Parsknął cicho ze śmiechem.
- Byłem tam jakiś czas temu. To dolina położona w cieniu Góry Królów, na wolnych terenach. Niewielkie źródełko w otoczeniu wielkich drzew i wysokiej trawy. Dla starszych miejsce do odpoczynku i rozmów. Dla młodszych... chyba nie ma lepszego miejsca na zabawę.- mówiąc to dźwignął się na łapy.
Postać Kahawiana, a dokładniej jego cień wyciągnął się groteskowo, wciąż kryjąc Leviana. Oczy starego błyszczały lekko.
- To co, chętny na małą wycieczkę?


RE: Skała Skazy - na zewnątrz - Levian - 21-06-2013

Góra Królów? Trzeba było przyznać, że Levian nigdy wcześniej tam nie był. Ciekawe czy tamto miejsce jest tak samo ciekawe jak jego nazwa?
Gdy tylko lew wstał Leviana przykrył chłodzący cień, chroniący młodzika przed słońcem. Niestety długo nie mógł cieszyć się tą przyjemnością, bo już nadchodził czas by opuścić to miejsce.
- Tak. Niech pan prowadzi - powiedział wstając i uśmiechając się do swojego rozmówcy.

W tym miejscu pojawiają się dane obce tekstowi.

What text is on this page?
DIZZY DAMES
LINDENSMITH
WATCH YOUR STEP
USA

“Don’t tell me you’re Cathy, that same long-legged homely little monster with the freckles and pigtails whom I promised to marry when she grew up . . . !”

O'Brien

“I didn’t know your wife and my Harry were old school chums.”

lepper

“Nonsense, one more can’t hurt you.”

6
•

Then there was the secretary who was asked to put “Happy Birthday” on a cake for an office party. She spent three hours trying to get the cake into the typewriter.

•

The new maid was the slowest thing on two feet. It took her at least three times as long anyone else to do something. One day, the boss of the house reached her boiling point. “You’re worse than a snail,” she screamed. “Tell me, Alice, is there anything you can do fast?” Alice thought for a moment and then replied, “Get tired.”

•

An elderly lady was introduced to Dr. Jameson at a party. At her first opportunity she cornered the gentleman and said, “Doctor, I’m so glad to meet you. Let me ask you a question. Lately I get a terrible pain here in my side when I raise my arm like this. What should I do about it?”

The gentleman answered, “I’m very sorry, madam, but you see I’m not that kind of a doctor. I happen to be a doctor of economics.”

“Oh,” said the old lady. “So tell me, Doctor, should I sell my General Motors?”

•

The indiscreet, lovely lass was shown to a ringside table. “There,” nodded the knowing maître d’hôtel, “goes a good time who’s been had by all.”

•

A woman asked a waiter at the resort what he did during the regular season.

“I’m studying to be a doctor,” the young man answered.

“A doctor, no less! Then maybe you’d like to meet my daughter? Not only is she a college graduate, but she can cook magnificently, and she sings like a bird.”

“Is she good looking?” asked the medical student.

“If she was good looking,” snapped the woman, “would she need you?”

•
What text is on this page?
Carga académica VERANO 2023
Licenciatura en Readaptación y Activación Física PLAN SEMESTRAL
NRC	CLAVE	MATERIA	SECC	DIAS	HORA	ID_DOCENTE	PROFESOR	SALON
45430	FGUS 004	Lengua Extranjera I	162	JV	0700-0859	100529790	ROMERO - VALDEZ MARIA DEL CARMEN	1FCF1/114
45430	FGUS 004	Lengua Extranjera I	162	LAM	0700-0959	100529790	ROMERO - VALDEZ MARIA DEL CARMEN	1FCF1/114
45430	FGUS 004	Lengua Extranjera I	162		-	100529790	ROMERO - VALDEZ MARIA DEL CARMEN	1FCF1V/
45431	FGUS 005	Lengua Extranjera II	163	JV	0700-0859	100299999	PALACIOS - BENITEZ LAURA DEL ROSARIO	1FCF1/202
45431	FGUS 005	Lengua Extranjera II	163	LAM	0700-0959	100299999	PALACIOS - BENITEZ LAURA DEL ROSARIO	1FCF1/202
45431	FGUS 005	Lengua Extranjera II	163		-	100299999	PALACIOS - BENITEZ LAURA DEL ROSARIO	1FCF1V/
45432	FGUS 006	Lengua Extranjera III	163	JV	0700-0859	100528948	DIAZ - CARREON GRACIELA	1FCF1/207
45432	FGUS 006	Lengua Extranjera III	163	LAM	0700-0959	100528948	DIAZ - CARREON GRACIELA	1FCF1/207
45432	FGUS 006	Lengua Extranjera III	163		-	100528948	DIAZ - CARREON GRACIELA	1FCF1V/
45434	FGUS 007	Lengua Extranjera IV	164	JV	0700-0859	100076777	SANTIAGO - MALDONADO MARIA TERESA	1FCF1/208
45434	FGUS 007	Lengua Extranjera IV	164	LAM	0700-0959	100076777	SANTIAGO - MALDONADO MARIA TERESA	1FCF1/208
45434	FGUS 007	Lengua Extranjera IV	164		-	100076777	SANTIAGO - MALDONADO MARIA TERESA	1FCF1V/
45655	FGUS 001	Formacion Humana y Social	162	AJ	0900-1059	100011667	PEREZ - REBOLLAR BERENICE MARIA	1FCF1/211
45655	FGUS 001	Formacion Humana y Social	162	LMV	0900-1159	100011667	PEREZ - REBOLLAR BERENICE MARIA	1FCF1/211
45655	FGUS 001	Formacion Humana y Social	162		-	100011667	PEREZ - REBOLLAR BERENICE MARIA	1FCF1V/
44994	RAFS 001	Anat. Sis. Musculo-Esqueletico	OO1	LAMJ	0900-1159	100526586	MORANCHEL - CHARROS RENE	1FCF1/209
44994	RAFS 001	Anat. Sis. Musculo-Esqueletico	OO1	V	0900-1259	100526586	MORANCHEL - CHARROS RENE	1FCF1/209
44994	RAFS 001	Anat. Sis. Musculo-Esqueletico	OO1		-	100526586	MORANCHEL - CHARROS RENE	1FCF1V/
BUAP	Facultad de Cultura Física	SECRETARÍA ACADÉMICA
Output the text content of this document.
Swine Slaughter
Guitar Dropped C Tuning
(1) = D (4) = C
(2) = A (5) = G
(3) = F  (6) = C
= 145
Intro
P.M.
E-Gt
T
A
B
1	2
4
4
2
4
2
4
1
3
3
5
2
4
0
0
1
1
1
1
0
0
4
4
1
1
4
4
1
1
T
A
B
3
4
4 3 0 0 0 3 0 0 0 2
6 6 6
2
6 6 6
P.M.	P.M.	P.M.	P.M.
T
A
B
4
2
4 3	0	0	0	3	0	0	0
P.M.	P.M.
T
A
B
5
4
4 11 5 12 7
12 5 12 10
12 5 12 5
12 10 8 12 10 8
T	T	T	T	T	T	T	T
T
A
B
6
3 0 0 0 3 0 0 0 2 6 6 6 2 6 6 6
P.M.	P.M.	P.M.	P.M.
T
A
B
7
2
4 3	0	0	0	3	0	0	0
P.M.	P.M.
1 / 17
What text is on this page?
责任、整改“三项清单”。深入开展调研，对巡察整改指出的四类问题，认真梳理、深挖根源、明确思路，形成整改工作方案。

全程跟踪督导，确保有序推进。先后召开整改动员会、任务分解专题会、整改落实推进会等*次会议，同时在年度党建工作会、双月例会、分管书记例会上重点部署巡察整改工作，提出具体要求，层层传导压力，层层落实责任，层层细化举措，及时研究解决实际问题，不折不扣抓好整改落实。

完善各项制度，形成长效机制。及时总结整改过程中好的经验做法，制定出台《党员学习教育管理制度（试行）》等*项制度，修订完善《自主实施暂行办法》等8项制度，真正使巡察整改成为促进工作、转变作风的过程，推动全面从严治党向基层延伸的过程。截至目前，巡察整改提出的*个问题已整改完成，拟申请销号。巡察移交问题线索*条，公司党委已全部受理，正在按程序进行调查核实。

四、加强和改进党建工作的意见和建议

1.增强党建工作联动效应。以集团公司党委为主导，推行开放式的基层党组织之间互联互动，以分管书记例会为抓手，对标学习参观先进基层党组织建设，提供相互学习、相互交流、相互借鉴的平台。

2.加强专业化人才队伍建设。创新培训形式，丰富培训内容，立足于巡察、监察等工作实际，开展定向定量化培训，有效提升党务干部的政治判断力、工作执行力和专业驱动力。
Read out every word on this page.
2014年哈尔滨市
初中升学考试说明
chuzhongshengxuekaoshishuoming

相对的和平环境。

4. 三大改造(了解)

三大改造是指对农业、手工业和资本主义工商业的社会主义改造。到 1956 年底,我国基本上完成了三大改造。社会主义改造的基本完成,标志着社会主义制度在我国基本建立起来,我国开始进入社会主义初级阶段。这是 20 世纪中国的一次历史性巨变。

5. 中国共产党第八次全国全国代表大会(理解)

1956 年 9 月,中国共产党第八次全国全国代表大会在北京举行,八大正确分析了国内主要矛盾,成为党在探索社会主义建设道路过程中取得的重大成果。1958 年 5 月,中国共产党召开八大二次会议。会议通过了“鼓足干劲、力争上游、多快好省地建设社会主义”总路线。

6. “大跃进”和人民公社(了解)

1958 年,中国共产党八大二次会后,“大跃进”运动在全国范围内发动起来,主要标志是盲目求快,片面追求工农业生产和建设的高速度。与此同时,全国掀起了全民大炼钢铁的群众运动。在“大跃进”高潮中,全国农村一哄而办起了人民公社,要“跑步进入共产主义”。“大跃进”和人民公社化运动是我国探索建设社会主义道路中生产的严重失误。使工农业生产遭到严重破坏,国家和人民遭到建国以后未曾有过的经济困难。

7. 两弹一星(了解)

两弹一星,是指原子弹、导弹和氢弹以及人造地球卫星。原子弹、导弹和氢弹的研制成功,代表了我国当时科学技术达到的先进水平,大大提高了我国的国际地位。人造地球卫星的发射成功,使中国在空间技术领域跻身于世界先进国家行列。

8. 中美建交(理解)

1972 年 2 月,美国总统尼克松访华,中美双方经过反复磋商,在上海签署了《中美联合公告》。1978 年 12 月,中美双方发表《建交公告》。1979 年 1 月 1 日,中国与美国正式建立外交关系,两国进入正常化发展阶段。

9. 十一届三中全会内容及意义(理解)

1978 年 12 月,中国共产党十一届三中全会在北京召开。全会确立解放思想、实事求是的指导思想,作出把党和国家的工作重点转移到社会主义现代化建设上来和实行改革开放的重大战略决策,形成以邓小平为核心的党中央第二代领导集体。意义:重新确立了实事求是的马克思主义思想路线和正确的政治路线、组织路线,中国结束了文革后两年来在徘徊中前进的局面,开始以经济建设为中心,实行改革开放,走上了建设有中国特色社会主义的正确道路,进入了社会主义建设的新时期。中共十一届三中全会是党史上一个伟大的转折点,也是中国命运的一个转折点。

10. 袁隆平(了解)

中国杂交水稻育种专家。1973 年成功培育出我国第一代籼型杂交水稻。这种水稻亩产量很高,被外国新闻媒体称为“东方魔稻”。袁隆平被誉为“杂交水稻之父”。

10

RE: Skała Skazy - na zewnątrz - Kahawian - 21-06-2013

No cóż, niewiele zwlekając zwrócił pysk w stronę Kilimandżaro. Ogromu tej góry nic nie jest w stanie zasłonić...
- Staraj się zbytnio nie oddalać.- uśmiechnął się lekko.
Obejrzał się jeszcze na młodzika i równym, raźnym krokiem ruszył do celu.